Sous le contrôle des Nations unies et de la Croix-Rouge, commence, le 19 septembre 1973, un des ponts aériens les plus importants de l'histoire. Le 30 avril 1974, les 92 000 soldats pakistanais internés en Inde sont de retour dans leur pays. À cette date, plus de 100 000 Bengalis (sur 160 000) ont quitté le Pakistan, qui a ouvert ses frontières à 50 000 non-Bengalis (expression pour désigner les Biharis qui avaient choisi leur camp en 1971). Ce qu'Islamabad ne veut pas, ce sont les indigents que Dacca lui propose. On pense que le Pakistan accueillera finalement environ 140 000 Biharis.

Économie

Le Consortium d'aide international accorde cependant de nouveaux crédits à Islamabad, in extremis, au vu de sa réussite économique : hausse du PNB de 5,5 %, excédent de la balance commerciale de 16 millions de francs, de la balance des paiements de 26 millions de francs. Ce résultat est dû à la croissance des exportations (+ 75,5 % en 1973), coton, riz, produits manufacturés, supérieure à celle des importations (+ 46 %).
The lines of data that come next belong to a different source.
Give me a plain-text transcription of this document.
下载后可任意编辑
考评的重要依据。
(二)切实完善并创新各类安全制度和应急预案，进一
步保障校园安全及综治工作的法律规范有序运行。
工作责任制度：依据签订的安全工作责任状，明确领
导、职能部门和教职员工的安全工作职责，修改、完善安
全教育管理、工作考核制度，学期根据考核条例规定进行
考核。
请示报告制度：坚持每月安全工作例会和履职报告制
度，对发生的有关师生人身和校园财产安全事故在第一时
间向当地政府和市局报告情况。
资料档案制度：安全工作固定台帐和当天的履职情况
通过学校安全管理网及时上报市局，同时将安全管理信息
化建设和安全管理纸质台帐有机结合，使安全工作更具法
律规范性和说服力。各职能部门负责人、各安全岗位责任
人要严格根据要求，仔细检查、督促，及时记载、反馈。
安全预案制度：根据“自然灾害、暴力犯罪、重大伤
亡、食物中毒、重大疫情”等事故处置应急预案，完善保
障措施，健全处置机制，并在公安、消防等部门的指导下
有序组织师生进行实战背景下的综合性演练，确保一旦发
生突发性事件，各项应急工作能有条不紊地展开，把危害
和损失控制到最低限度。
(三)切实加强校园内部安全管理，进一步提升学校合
Le Pakistan, en 1974, continuera à exporter du riz, qui n'a pas souffert des inondations de septembre 1973 (les plus graves de mémoire d'homme). Elles ont dévasté 60 000 kilomètres carrés et provoqué des dégâts estimés à 1,5 milliard de francs. Cette catastrophe a contraint le Pakistan, malgré une production record (8,5 millions de tonnes) à importer 500 000 tonnes de blé.

L'année 1974 s'annonce sous un jour moins favorable que l'année précédente. Pour limiter la hausse des prix et le chômage, aggravé par le renchérissement des matières premières, et réorienter les crédits bancaires vers des secteurs délaissés comme l'agriculture (9 % des crédits, alors qu'elle contribue au PNB pour 45 %), le gouvernement abandonne le libéralisme économique. Les banques sont nationalisées le 1er janvier 1974, ainsi que le commerce maritime, le pétrole, l'huile végétale.

La nouvelle Constitution entre en vigueur sans surprise, le 14 août 1973. Le Premier ministre, Ali Bhutto, 45 ans, demeure en place ; le président, Chaudhri Elahi, 69 ans, également. En septembre, A. Bhutto demande et obtient la prorogation pour six mois de l'état d'urgence (il renouvelle sa demande pour une même durée en mars 1974), « en raison de l'absence de normalisation dans le sous-continent et de la situation à la frontière afghane ».

Agitation

Autant le Premier ministre se révèle habile manœuvrier en politique étrangère, autant dans les affaires intérieures il pèche par excès d'autorité. L'opposition, en août 1973, boycotte l'Assemblée nationale et les assemblées régionales de la province du Nord-Ouest et du Baloutchistan. Elle réclame dans les deux provinces le retour des gouvernements élus, démis par le gouvernement central en février 1973.

Des dizaines de dirigeants et plus d'un millier de sympathisants sont arrêtés. En octobre, le gouverneur du Baloutchistan, Khan Bugti, démissionne. Il rejoint son prédécesseur, Bukhsk Bizenjo, dans le camp des opposants qui, avec le chef du NAP, Wali Khan, ont proclamé à Peshawar, la capitale de la province pathane : « Le temps des négociations est révolu. »

Plusieurs attentats coûtent la vie aux membres des deux groupes. Wali Khan y échappe à quatre reprises. L'ex-maréchal Asghar Khan (Istiqlal) dénonce le « règne de la terreur », la censure de la presse, la torture. Dans les campagnes, à la répression répondent les embuscades tendues par les rebelles baloutches (un millier) et pathans (2 000 environ), appuyés par des résistants occasionnels. Selon eux, les militaires (forts de deux divisions) auraient perdu plus de 2 000 hommes, chiffre sans doute exagéré.

Même si Wali Khan déclare : « les conditions d'un nouveau Bangla Desh sont réunies », il réaffirme son attachement au Pakistan et à un État fédéral comprenant Baloutches et Pathans. Il connaît les revendications des bouillants montagnards et des nomades des deux provinces : c'est essentiellement l'allégement du centralisme d'Islamabad. « Ce que nous voulons, c'est plus d'autonomie. Que ferions-nous de l'indépendance ? » Son second, Khattak Khan, en revanche, a cherché refuge en Afghanistan, où vivent l'autre moitié des Pathans. Il y entraîne, dit-il, 3 000 hommes, prêts à détacher le Pakhtounistan et le Baloutchistan du Pakistan.